1D PMF profiles of the nonenzymatic CpA model reaction. R5 and R2 denote the breaking bond P–O5′ and the forming bond P–O2′, respectively. Experimental values are indicated by dotted lines.

Figure 6

Coordinate overlay of approximate transition state structures from the nonenzymatic CpA model reaction simulations. The hydrogen atoms and cytosine and adenosine groups are removed to improve clarity.

Figure 7

Sampling, probability distributions, and statistical values of the P_θ and A_r (deg) pseudorotation parameters for the CpA cytidine sugar ring.
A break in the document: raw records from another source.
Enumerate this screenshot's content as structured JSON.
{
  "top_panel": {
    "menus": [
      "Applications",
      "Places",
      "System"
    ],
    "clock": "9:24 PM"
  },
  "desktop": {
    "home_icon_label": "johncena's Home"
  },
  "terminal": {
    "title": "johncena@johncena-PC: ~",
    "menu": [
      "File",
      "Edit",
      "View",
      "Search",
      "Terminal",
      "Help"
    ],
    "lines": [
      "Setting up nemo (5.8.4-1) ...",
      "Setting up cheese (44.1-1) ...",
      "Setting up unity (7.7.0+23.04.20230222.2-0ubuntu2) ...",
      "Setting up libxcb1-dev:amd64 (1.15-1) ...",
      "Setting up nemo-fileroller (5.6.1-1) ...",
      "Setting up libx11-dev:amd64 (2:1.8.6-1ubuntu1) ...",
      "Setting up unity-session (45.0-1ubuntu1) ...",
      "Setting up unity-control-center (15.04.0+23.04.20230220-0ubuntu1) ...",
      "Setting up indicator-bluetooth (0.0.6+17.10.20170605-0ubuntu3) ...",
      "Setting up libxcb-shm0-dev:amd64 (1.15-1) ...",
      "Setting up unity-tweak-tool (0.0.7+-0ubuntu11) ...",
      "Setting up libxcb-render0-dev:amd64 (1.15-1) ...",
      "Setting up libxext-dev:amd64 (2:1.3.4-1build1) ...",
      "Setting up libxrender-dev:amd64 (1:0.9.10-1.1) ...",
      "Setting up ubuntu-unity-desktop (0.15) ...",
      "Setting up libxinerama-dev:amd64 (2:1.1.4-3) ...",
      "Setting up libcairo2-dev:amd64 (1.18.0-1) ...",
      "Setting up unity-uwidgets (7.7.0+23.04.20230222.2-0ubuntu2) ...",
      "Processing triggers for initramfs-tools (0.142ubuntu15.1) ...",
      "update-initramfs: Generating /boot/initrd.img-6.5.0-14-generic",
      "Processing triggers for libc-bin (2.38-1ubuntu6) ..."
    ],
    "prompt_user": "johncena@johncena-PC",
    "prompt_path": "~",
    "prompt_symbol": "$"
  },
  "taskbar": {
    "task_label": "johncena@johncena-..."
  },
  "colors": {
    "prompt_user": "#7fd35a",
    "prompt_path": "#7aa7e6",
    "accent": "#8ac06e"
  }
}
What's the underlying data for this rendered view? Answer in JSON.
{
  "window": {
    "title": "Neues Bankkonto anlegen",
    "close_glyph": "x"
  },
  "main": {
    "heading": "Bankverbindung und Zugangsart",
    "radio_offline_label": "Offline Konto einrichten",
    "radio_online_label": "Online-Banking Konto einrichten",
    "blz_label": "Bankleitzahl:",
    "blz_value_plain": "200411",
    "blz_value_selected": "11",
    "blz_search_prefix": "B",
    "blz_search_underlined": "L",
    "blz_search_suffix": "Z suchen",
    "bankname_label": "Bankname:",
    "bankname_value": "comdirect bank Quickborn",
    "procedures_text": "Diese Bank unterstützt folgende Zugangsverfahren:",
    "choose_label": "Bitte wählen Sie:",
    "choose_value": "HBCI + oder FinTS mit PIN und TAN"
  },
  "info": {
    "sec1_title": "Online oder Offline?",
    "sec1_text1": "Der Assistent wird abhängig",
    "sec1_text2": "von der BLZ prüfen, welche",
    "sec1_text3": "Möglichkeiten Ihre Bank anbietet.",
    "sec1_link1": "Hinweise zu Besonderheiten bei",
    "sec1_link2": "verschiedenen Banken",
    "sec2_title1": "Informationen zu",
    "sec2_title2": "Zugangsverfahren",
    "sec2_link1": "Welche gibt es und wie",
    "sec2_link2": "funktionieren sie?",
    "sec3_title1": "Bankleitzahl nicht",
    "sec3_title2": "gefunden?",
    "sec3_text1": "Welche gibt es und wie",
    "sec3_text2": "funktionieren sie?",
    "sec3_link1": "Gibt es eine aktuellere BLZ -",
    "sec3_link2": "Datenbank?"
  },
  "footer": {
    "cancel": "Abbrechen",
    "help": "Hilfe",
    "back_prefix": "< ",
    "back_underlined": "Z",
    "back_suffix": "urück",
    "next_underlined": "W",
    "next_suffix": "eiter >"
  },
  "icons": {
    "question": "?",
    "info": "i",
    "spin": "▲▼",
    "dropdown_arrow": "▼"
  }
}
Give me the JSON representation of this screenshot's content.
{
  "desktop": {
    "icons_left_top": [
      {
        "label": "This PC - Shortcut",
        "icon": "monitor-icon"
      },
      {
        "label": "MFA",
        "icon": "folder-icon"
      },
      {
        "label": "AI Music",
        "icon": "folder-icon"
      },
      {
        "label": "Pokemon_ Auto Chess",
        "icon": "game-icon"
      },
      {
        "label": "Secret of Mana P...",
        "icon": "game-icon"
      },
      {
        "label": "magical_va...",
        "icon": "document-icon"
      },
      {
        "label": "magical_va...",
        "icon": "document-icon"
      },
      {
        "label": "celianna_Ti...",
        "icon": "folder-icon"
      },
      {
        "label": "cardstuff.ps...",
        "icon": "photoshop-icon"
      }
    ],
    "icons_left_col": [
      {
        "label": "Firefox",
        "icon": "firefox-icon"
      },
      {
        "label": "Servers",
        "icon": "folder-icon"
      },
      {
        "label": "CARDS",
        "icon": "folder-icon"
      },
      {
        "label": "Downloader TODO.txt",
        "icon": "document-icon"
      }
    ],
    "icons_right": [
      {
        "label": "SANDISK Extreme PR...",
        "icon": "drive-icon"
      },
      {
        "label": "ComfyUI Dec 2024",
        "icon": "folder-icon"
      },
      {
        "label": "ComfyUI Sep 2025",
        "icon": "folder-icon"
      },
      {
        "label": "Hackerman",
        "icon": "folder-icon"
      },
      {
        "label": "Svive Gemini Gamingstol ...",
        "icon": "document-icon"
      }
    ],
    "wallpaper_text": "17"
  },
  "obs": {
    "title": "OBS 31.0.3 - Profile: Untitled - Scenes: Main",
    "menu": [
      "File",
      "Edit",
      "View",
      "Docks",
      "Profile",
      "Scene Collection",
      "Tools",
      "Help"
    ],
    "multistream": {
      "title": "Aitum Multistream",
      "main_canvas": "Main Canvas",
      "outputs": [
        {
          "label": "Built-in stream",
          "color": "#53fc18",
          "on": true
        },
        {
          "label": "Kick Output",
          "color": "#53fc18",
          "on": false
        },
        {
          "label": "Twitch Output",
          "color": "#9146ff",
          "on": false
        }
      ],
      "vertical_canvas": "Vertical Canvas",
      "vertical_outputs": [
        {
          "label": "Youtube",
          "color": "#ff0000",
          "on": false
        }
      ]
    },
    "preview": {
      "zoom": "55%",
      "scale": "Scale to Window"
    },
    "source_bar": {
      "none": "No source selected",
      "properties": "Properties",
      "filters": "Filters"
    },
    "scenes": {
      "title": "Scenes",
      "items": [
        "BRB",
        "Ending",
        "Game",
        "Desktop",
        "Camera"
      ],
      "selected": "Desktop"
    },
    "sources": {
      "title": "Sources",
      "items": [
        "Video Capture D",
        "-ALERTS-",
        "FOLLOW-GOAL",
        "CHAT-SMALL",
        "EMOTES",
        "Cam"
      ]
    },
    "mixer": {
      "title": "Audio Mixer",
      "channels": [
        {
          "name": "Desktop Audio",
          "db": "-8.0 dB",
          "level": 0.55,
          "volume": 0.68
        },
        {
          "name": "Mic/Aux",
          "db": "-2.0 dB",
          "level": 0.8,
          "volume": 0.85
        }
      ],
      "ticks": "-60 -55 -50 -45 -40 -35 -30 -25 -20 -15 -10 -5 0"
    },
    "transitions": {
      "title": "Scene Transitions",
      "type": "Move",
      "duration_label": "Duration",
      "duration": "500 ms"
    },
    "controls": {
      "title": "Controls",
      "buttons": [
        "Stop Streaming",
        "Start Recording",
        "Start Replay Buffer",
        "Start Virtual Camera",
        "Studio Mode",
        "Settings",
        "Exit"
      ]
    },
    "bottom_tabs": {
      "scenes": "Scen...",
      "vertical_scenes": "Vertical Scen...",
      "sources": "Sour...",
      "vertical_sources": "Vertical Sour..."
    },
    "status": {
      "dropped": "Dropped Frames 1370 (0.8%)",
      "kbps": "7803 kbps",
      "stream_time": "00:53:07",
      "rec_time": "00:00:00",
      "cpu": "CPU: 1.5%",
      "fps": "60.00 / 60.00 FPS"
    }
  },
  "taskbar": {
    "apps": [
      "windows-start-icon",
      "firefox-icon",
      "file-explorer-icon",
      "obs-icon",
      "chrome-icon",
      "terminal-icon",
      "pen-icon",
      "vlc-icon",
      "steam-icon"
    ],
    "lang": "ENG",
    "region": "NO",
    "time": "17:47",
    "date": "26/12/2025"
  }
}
MIN and TS denote reactant and transition states, respectively.

Figure 8

Sampling, probability distributions, and statistical analysis of the P_θ and A_r (deg) pseudorotation parameters from the RNase A reactant state C5 sugar ring.

Figure 9

2D PMFs of the enzymatic RNase A transphosphorylation reaction and their 1D projections. Stationary points along reaction paths are shown as black dots. R_GA and R_PT denote the reaction coordinates for general acid step (R_N119–H−R_O5′–H) and phosphate transfer step (R_P–O5′−R_P–O2′), respectively. LowR and UpL paths stand for the lower-right and upper-left asynchronous concerted mechanisms, respectively. RNaseA_TQM and RNaseA_FQM denote truncated and full CpA as QM regions in QM/MM simulations (Figure 2).

Figure 10

Sampling, mean values and standard deviations of the P_θ and A_r (deg) pseudorotation parameters from the C5 sugar ring in the RNase A reactant state (MIN) and transition states (TS_l and TS_u). TS_l and TS_u denote transition states along lower-right and upper-left asynchronous concerted paths, respectively (Figure 9). RNaseA_TQM and RNaseA_FQM mean truncated and full CpA as QM regions in QM/MM simulations (Figure 2).